Kinderen met ODD - in de klas

Kenmerken van ODD
Volgens het handboek dat wereldwijd door psychiaters wordt gebruikt (DSM-IV), heeft een kind ODD als vier of meer van de onderstaande symptomen worden waargenomen, en dit gedrag langer dan vier maanden aanhoudt;- wordt vaak driftig
- gaat vaak met volwassenen in discussie
- verzoeken of regels van volwassenen worden bewust overtreden of genegeerd
- kliert andere mensen/kinderen
- geeft anderen de schuld van zijn of haar fouten en misdragingen
- wordt snel boos of raakt snel geïrriteerd door anderen
- is vaak boos en lichtgeraakt
- is vaak hatelijk en wraakgierig
Tijdens de kleuterjaren vertonen alle kinderen perioden met agressief gedrag. Maar door de toenemende (taal)ontwikkeling leert het kind zijn gevoelens en gedachten te uiten, waardoor het agressieve gedrag af neemt. Als het kind naar de basisschool gaat, valt het afwijkende gedrag steeds meer op. Elk kind geeft zijn ouders weleens een grote mond, of slaat een ander kind. Maar bij ODD is dit gedrag constant aanwezig.
Meer informatie over ODD
CD
De gedragsstoornis veroorzaakt beperkingen op sociaal gebied, op school of op het werk. Als het niet tijdig wordt herkend, bestaat een kans dat het kind CD ontwikkelt.

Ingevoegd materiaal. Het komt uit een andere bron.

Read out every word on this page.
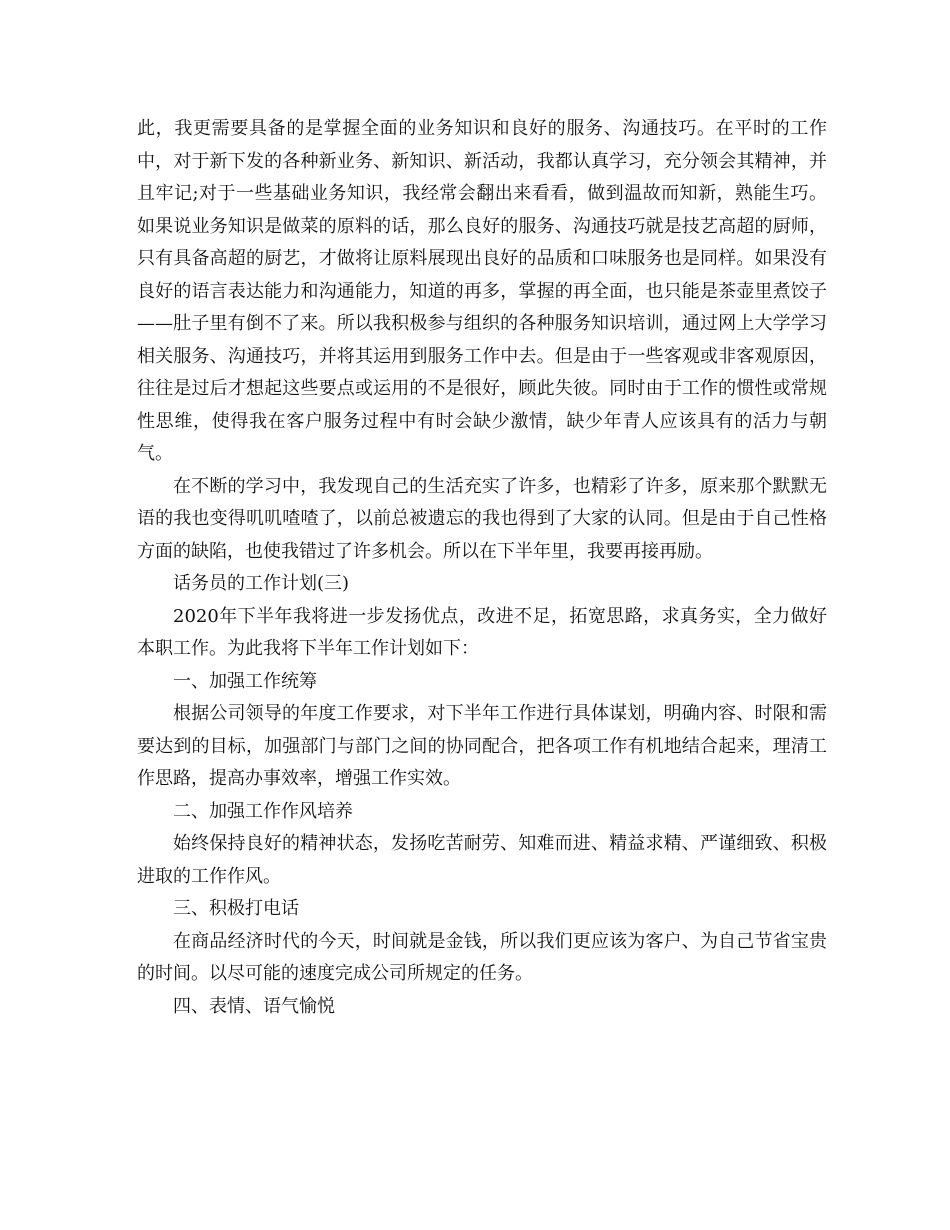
此，我更需要具备的是掌握全面的业务知识和良好的服务、沟通技巧。在平时的工作中，对于新下发的各种新业务、新知识、新活动，我都认真学习，充分领会其精神，并且牢记;对于一些基础业务知识，我经常会翻出来看看，做到温故而知新，熟能生巧。如果说业务知识是做菜的原料的话，那么良好的服务、沟通技巧就是技艺高超的厨师，只有具备高超的厨艺，才做将让原料展现出良好的品质和口味服务也是同样。如果没有良好的语言表达能力和沟通能力，知道的再多，掌握的再全面，也只能是茶壶里煮饺子——肚子里有倒不了来。所以我积极参与组织的各种服务知识培训，通过网上大学学习相关服务、沟通技巧，并将其运用到服务工作中去。但是由于一些客观或非客观原因，往往是过后才想起这些要点或运用的不是很好，顾此失彼。同时由于工作的惯性或常规性思维，使得我在客户服务过程中有时会缺少激情，缺少年青人应该具有的活力与朝气。

在不断的学习中，我发现自己的生活充实了许多，也精彩了许多，原来那个默默无语的我也变得叽叽喳喳了，以前总被遗忘的我也得到了大家的认同。但是由于自己性格方面的缺陷，也使我错过了许多机会。所以在下半年里，我要再接再励。

话务员的工作计划(三)

2020年下半年我将进一步发扬优点，改进不足，拓宽思路，求真务实，全力做好本职工作。为此我将下半年工作计划如下：

一、加强工作统筹

根据公司领导的年度工作要求，对下半年工作进行具体谋划，明确内容、时限和需要达到的目标，加强部门与部门之间的协同配合，把各项工作有机地结合起来，理清工作思路，提高办事效率，增强工作实效。

二、加强工作作风培养

始终保持良好的精神状态，发扬吃苦耐劳、知难而进、精益求精、严谨细致、积极进取的工作作风。

三、积极打电话

在商品经济时代的今天，时间就是金钱，所以我们更应该为客户、为自己节省宝贵的时间。以尽可能的速度完成公司所规定的任务。

四、表情、语气愉悦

Dan is het kind agressief naar mensen en dieren, vernielt opzettelijk, gaat stelen, liegen, et cetera.Op school
Aanpassingen van de leerstof- Voldoende uitdagingen bieden.
- Verdeel de leerstof in kleine, overzichtelijke stapjes.
Leer- en hulpmiddelen
- Bied een duidelijke structuur aan.
- Zorg voor een voorspelbare leeromgeving.
- Zorg voor veiligheid, orde en regelmaat.
- Zorg voor structuur en vaste routines.
- Maak een planning voor elke dag.
Houding
- Tolereer geen geweld.
- Laat het kind de energie gebruiken in een sport.
- Breng structuur aan.
- Laat het kind helpen in de klas met klusjes.
- Vertel van te voren duidelijk wat de bedoeling is.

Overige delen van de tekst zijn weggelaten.